I am writing a book set in a parallel universe where English is not the dominant language and the dominant language is a complex polysynthetic language that makes use of a complex system of word declension using affixation that contains both agglutinative and fusional structures.
While the dominant language of my world is not Cherokee, its grammar is very similar to mine. I have not finished creating my conlang, so I will simply give a concise and hopefully easy-to-understand description of the Cherokee language below. Since most people cannot read the Cherokee syllabary, I will transcribe all Cherokee words below using the traditional romanization system.
The Cherokee language is polysynthetic, meaning that words are formed from several smaller parts that form a word with the meaning of several different English words combined into one. The word tsiwidagilvwisdanelv'i can be broken down into several smaller parts that each have smaller meanings, but none of them can be used by themselves as standalone words.
- tsi- means "at that time"
- wi- means "over there"
- d- (or de- before a consonant) means that it occurred multiple times
- agi- means "I" in this context
- -lvwisdane- means "work"
- -lv'i signifies the remote past
This single word therefore means "I used to work over there back then, a long time ago." However, as I said earlier, I could not use any of the affixes or roots shown above in isolation while speaking.

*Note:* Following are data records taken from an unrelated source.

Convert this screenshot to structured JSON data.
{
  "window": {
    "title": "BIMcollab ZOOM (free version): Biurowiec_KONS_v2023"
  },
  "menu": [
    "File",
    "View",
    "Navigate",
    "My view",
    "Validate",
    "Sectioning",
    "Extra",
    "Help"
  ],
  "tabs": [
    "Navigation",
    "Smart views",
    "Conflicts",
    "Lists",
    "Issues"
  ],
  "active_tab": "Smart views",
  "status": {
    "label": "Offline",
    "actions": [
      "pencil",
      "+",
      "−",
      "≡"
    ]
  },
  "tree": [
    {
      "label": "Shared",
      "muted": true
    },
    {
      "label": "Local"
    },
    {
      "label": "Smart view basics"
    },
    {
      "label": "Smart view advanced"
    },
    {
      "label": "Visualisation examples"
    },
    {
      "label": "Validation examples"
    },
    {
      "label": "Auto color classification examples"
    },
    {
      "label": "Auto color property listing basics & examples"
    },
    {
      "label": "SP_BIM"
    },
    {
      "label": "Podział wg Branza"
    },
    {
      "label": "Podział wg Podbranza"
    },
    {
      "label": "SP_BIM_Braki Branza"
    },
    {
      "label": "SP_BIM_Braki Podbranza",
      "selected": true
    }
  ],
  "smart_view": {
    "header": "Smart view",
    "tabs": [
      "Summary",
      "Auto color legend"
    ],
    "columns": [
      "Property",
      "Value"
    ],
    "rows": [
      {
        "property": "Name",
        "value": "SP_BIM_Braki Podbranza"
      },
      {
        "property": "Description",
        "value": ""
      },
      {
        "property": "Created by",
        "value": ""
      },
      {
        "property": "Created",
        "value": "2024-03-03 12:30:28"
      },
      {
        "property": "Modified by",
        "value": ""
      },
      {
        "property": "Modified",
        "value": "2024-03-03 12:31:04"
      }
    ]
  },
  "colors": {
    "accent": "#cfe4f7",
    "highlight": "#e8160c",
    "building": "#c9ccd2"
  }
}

In Cherokee, all affixes (although all of them have two forms depending on whether or not the following syllable begins with a consonant or vowel) can be used with all verbs except for those that indicate pronouns.

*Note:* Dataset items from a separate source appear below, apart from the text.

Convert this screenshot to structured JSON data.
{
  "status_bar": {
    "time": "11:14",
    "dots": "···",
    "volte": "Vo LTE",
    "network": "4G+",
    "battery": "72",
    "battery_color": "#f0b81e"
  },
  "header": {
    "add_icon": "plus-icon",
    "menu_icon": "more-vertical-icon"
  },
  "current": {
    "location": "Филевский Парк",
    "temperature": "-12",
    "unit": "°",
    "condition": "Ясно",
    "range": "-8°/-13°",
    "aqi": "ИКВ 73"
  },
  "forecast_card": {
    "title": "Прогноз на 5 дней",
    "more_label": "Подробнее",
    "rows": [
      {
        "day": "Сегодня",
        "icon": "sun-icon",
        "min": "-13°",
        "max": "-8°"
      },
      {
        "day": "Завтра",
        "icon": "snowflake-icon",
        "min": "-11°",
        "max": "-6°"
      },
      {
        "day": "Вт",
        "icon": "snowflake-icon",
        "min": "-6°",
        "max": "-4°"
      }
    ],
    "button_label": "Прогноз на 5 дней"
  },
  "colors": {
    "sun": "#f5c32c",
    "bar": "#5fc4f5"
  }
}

Cherokee prefixes that indicate pronouns not only differ depending on whether or not the following morpheme (unit of meaning); they also combine the subject and object pronouns into one pronoun and differ depending on the tense of the verb indicated using a suffix. Imagine if instead of saying "I told you," I said "Iyou-told," except that the prefix with I as the subject and you as the object is not a combination of the two base pronouns and cannot be predicted just from knowing the word for I and the word for you.

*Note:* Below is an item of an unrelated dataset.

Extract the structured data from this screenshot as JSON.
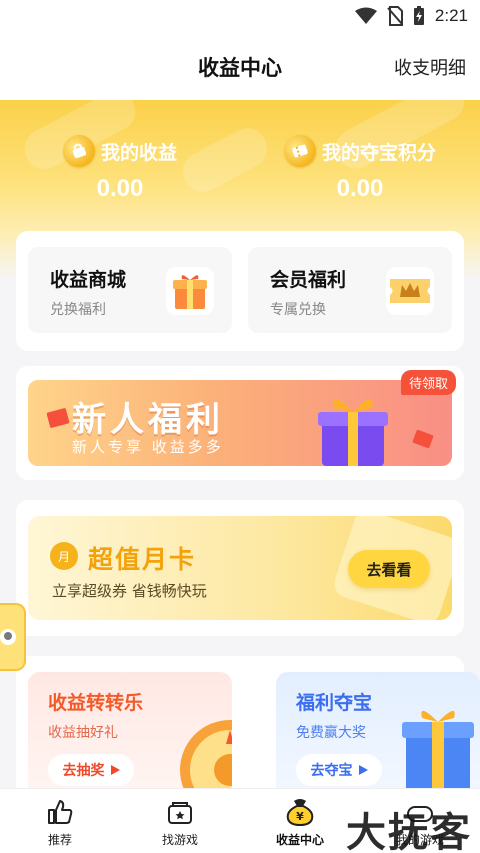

In addition, different verbs conjugate differently based on whether they are action verbs, passive/stative verbs, or irregular verbs. Irregular verbs conjugate in five different ways based on whether the direct object is living, flexible, long, indefinite, or liquid. There are also some predictable periodic changes to maintain a strict consonant-vowel syllable structure within the middle of syllables.
How exactly would early computer programming languages and text-based games (pre-AI) exist in a society that speaks a language that is so grammatically complex?